地域の話題

守ろう子供の交通安全 きょうから春の運動

 春の全国交通安全運動が11日から20日まで全国一斉に行われる。松本市島立の県松本合同庁舎では10日に出陣式が開かれ、県松本地域振興局や松本市、松本警察署、松本交通安全協会など15機関・団体から約200人が参加し、悲惨な事故を一件でも減らすよう誓った。今月8日に大津市で園児2人が犠牲になる事故が発生したばかりということもあり、参加者たちは幼い命を守るための取り組みにあらためて意識を高めていた。
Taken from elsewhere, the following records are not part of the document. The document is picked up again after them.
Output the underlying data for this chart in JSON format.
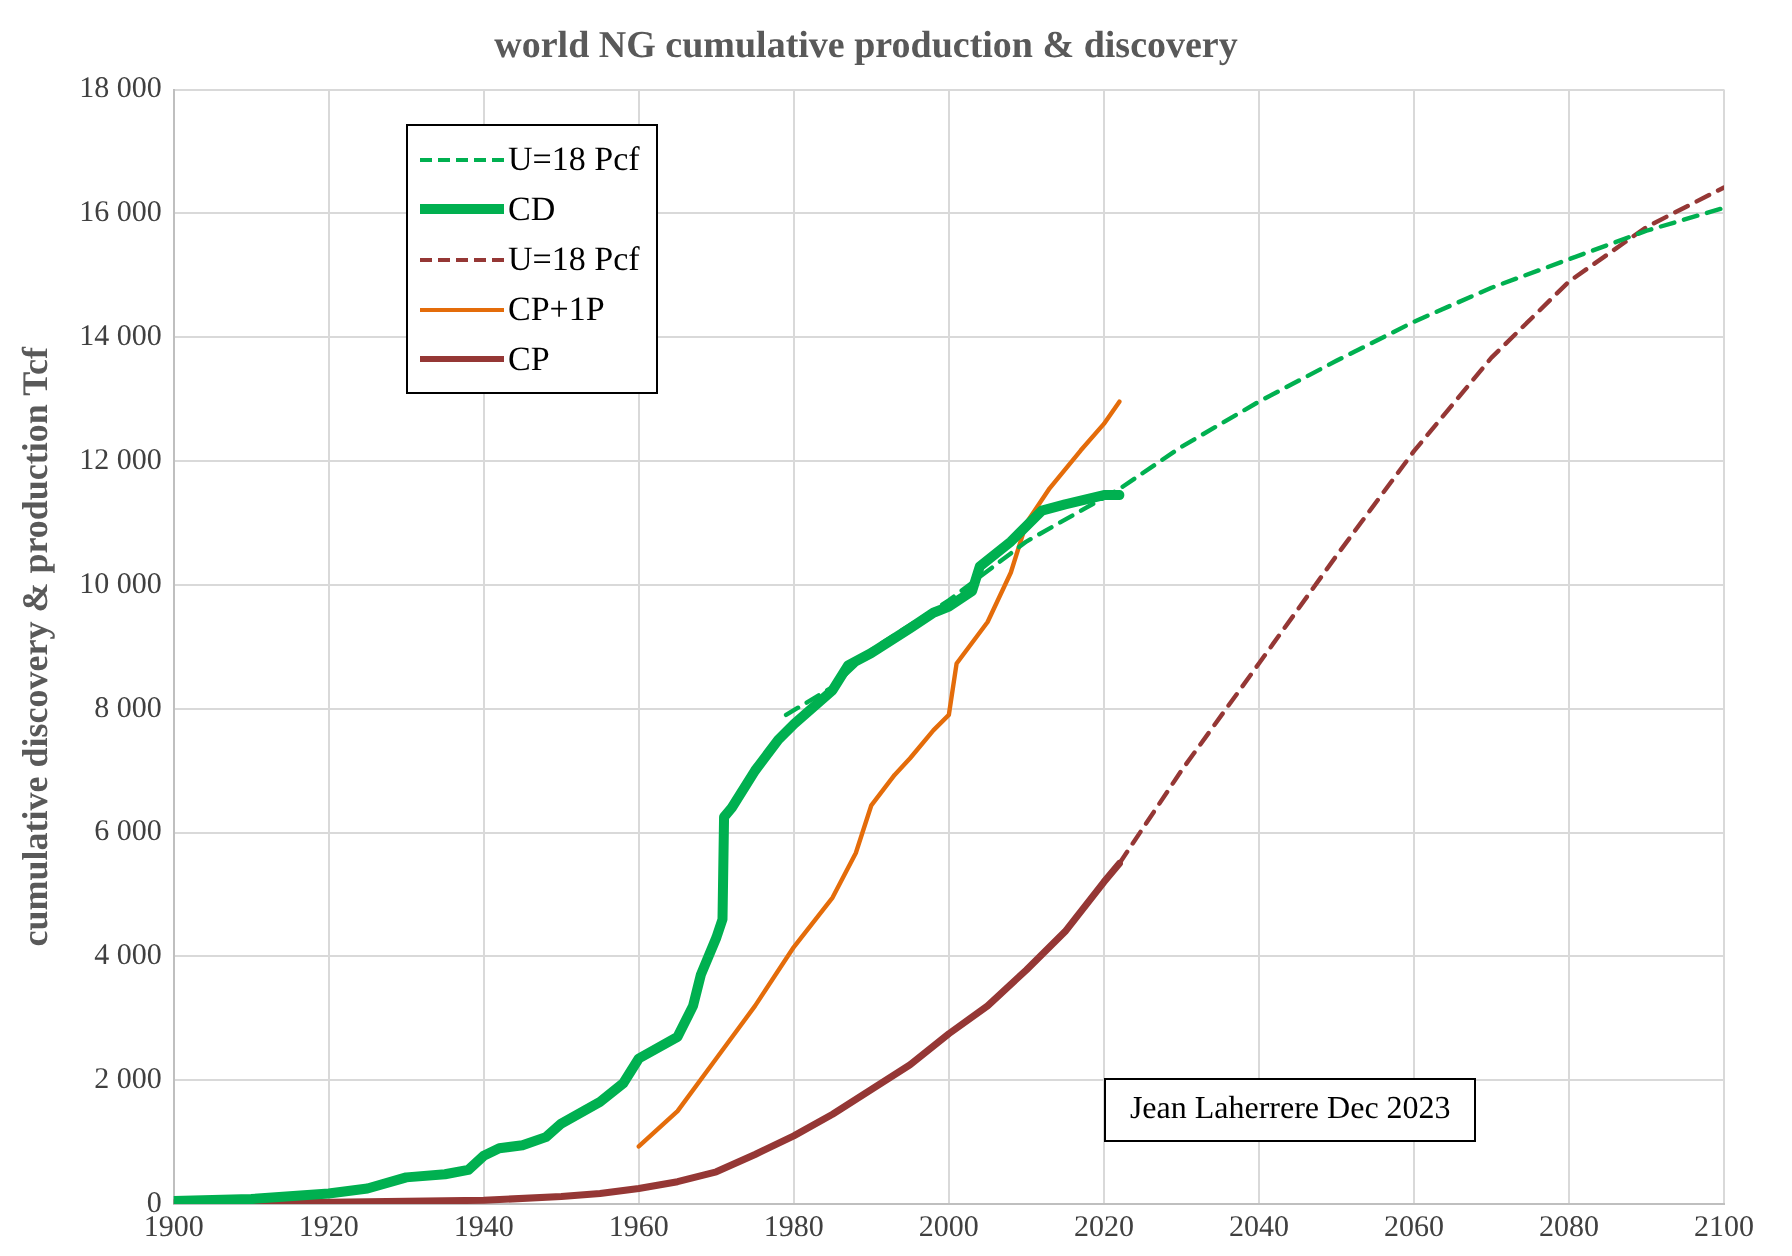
{
  "chart_data": {
    "type": "line",
    "title": "world NG cumulative production & discovery",
    "ylabel": "cumulative discovery & production Tcf",
    "xlim": [
      1900,
      2100
    ],
    "xticks": [
      1900,
      1920,
      1940,
      1960,
      1980,
      2000,
      2020,
      2040,
      2060,
      2080,
      2100
    ],
    "ylim": [
      0,
      18000
    ],
    "yticks": [
      0,
      {
        "value": 2000,
        "label": "2 000"
      },
      {
        "value": 4000,
        "label": "4 000"
      },
      {
        "value": 6000,
        "label": "6 000"
      },
      {
        "value": 8000,
        "label": "8 000"
      },
      {
        "value": 10000,
        "label": "10 000"
      },
      {
        "value": 12000,
        "label": "12 000"
      },
      {
        "value": 14000,
        "label": "14 000"
      },
      {
        "value": 16000,
        "label": "16 000"
      },
      {
        "value": 18000,
        "label": "18 000"
      }
    ],
    "grid": true,
    "legend": "top left",
    "marker": "none",
    "series": [
      {
        "name": "U=18 Pcf",
        "color": "#00b050",
        "line_style": "dashed",
        "x": [
          1979,
          1985,
          1990,
          2000,
          2010,
          2022,
          2030,
          2040,
          2050,
          2060,
          2070,
          2080,
          2090,
          2100
        ],
        "values": [
          7900,
          8350,
          8950,
          9750,
          10700,
          11550,
          12230,
          12960,
          13620,
          14250,
          14800,
          15260,
          15720,
          16090
        ]
      },
      {
        "name": "CD",
        "color": "#00b050",
        "line_style": "solid",
        "x": [
          1900,
          1910,
          1920,
          1925,
          1930,
          1935,
          1938,
          1940,
          1942,
          1945,
          1948,
          1950,
          1955,
          1958,
          1960,
          1965,
          1967,
          1968,
          1970,
          1970.8,
          1971,
          1972,
          1975,
          1978,
          1980,
          1985,
          1987,
          1990,
          1995,
          1998,
          2000,
          2003,
          2004,
          2008,
          2012,
          2015,
          2020,
          2022
        ],
        "values": [
          50,
          80,
          170,
          250,
          430,
          480,
          550,
          780,
          900,
          950,
          1080,
          1300,
          1650,
          1950,
          2350,
          2700,
          3200,
          3700,
          4300,
          4600,
          6250,
          6400,
          7000,
          7500,
          7750,
          8300,
          8700,
          8900,
          9300,
          9550,
          9650,
          9900,
          10300,
          10700,
          11200,
          11300,
          11450,
          11450
        ]
      },
      {
        "name": "U=18 Pcf",
        "color": "#953735",
        "line_style": "dashed",
        "x": [
          2022,
          2030,
          2040,
          2050,
          2060,
          2070,
          2080,
          2090,
          2100
        ],
        "values": [
          5500,
          7000,
          8730,
          10470,
          12160,
          13670,
          14900,
          15780,
          16420
        ]
      },
      {
        "name": "CP+1P",
        "color": "#e46c0a",
        "line_style": "solid",
        "x": [
          1960,
          1965,
          1970,
          1975,
          1980,
          1985,
          1988,
          1990,
          1993,
          1995,
          1998,
          2000,
          2001,
          2005,
          2008,
          2010,
          2013,
          2017,
          2020,
          2022
        ],
        "values": [
          930,
          1500,
          2350,
          3200,
          4150,
          4950,
          5670,
          6440,
          6930,
          7200,
          7650,
          7900,
          8730,
          9400,
          10200,
          11000,
          11560,
          12170,
          12600,
          12960
        ]
      },
      {
        "name": "CP",
        "color": "#953735",
        "line_style": "solid",
        "x": [
          1900,
          1920,
          1940,
          1950,
          1955,
          1960,
          1965,
          1970,
          1975,
          1980,
          1985,
          1990,
          1995,
          2000,
          2005,
          2010,
          2015,
          2020,
          2022
        ],
        "values": [
          20,
          30,
          60,
          120,
          170,
          250,
          360,
          520,
          800,
          1100,
          1450,
          1850,
          2250,
          2750,
          3200,
          3780,
          4400,
          5200,
          5500
        ]
      }
    ],
    "annotations": [
      "Jean Laherrere Dec 2023"
    ]
  }
}
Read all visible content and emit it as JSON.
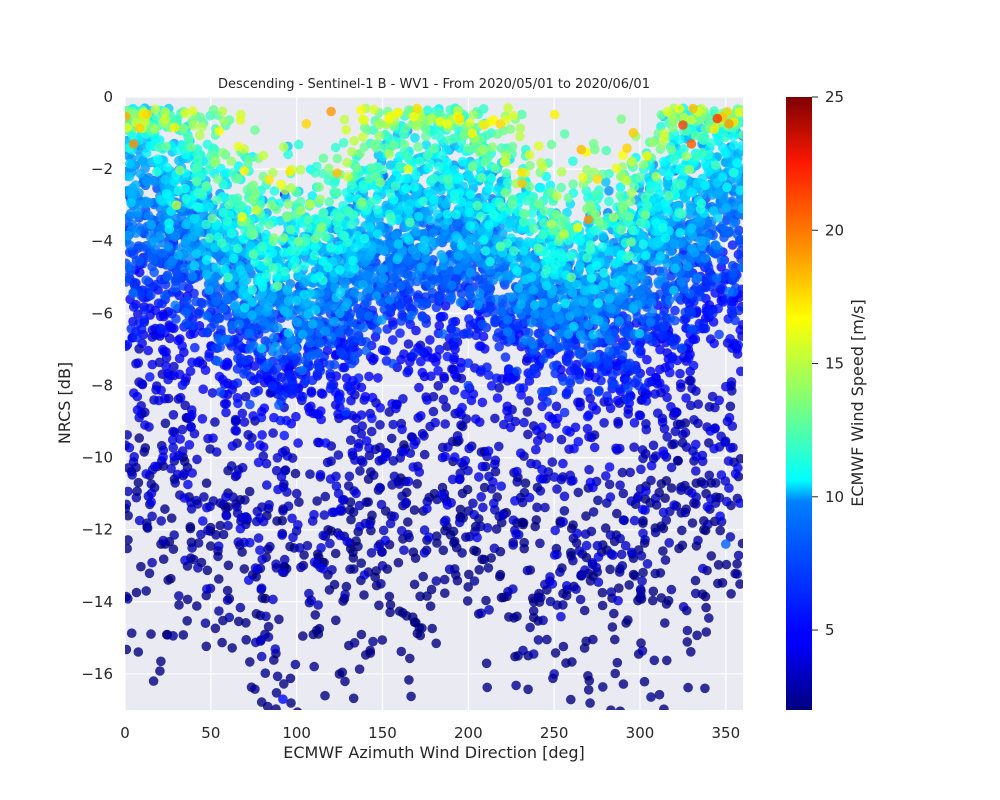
{
  "chart_data": {
    "type": "scatter",
    "title": "Descending - Sentinel-1 B - WV1 - From 2020/05/01 to 2020/06/01",
    "xlabel": "ECMWF Azimuth Wind Direction [deg]",
    "ylabel": "NRCS [dB]",
    "xlim": [
      0,
      360
    ],
    "ylim": [
      -17,
      0
    ],
    "x_ticks": [
      0,
      50,
      100,
      150,
      200,
      250,
      300,
      350
    ],
    "y_ticks": [
      0,
      -2,
      -4,
      -6,
      -8,
      -10,
      -12,
      -14,
      -16
    ],
    "grid": true,
    "background": "#eaeaf2",
    "colormap": "jet",
    "colorbar": {
      "label": "ECMWF Wind Speed [m/s]",
      "range": [
        2,
        25
      ],
      "ticks": [
        5,
        10,
        15,
        20,
        25
      ]
    },
    "point_model": {
      "count": 6500,
      "description_of_pattern": "NRCS rises with wind speed and peaks near upwind (0 and 360 deg) and downwind (180 deg), lower at crosswind (90 and 270 deg)",
      "speed_range": [
        2,
        21
      ],
      "sample_points": [
        {
          "x": 5,
          "y": -1.3,
          "speed": 19
        },
        {
          "x": 10,
          "y": -0.5,
          "speed": 17
        },
        {
          "x": 30,
          "y": -3.0,
          "speed": 15
        },
        {
          "x": 60,
          "y": -5.0,
          "speed": 12
        },
        {
          "x": 93,
          "y": -2.7,
          "speed": 5
        },
        {
          "x": 95,
          "y": -6.0,
          "speed": 9
        },
        {
          "x": 150,
          "y": -2.2,
          "speed": 6
        },
        {
          "x": 165,
          "y": -2.0,
          "speed": 16
        },
        {
          "x": 195,
          "y": -0.6,
          "speed": 17
        },
        {
          "x": 260,
          "y": -5.0,
          "speed": 13
        },
        {
          "x": 270,
          "y": -3.4,
          "speed": 19
        },
        {
          "x": 330,
          "y": -1.3,
          "speed": 20
        },
        {
          "x": 345,
          "y": -0.6,
          "speed": 21
        },
        {
          "x": 200,
          "y": -8.0,
          "speed": 6
        },
        {
          "x": 100,
          "y": -11.0,
          "speed": 3
        },
        {
          "x": 150,
          "y": -13.0,
          "speed": 3
        },
        {
          "x": 250,
          "y": -16.0,
          "speed": 3
        },
        {
          "x": 92,
          "y": -16.7,
          "speed": 5
        },
        {
          "x": 350,
          "y": -12.4,
          "speed": 7
        }
      ]
    }
  }
}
 出陣式で整列した参加者を前に、松本市の菅谷昭市長は大津市の事故に触れ、「子供が新生活に慣れてくる時期。通学路などに一層の注意を」と呼び掛けた。松本署の倉科邦彦署長は大津市の事故を起こしたドライバーが50代と60代の女性で、高齢運転者や飲酒運転が引き起こした事故ではないことを示し、「事故は誰でも起こしうるもの」と述べ、全ての運転者に注意を促した。
 式の後には合同庁舎北の交差点で街頭啓発活動が行われた。参加者は信号待ちで停車した車のドライバーにティッシュなどの啓発品を手渡して、安全運転を呼び掛けていた。
 松本署管内では今年、9日現在で交通事故が376件(前年同期比20件減)発生しており、負傷者449人(同14人減)、死者1人(同増減なし)となっている。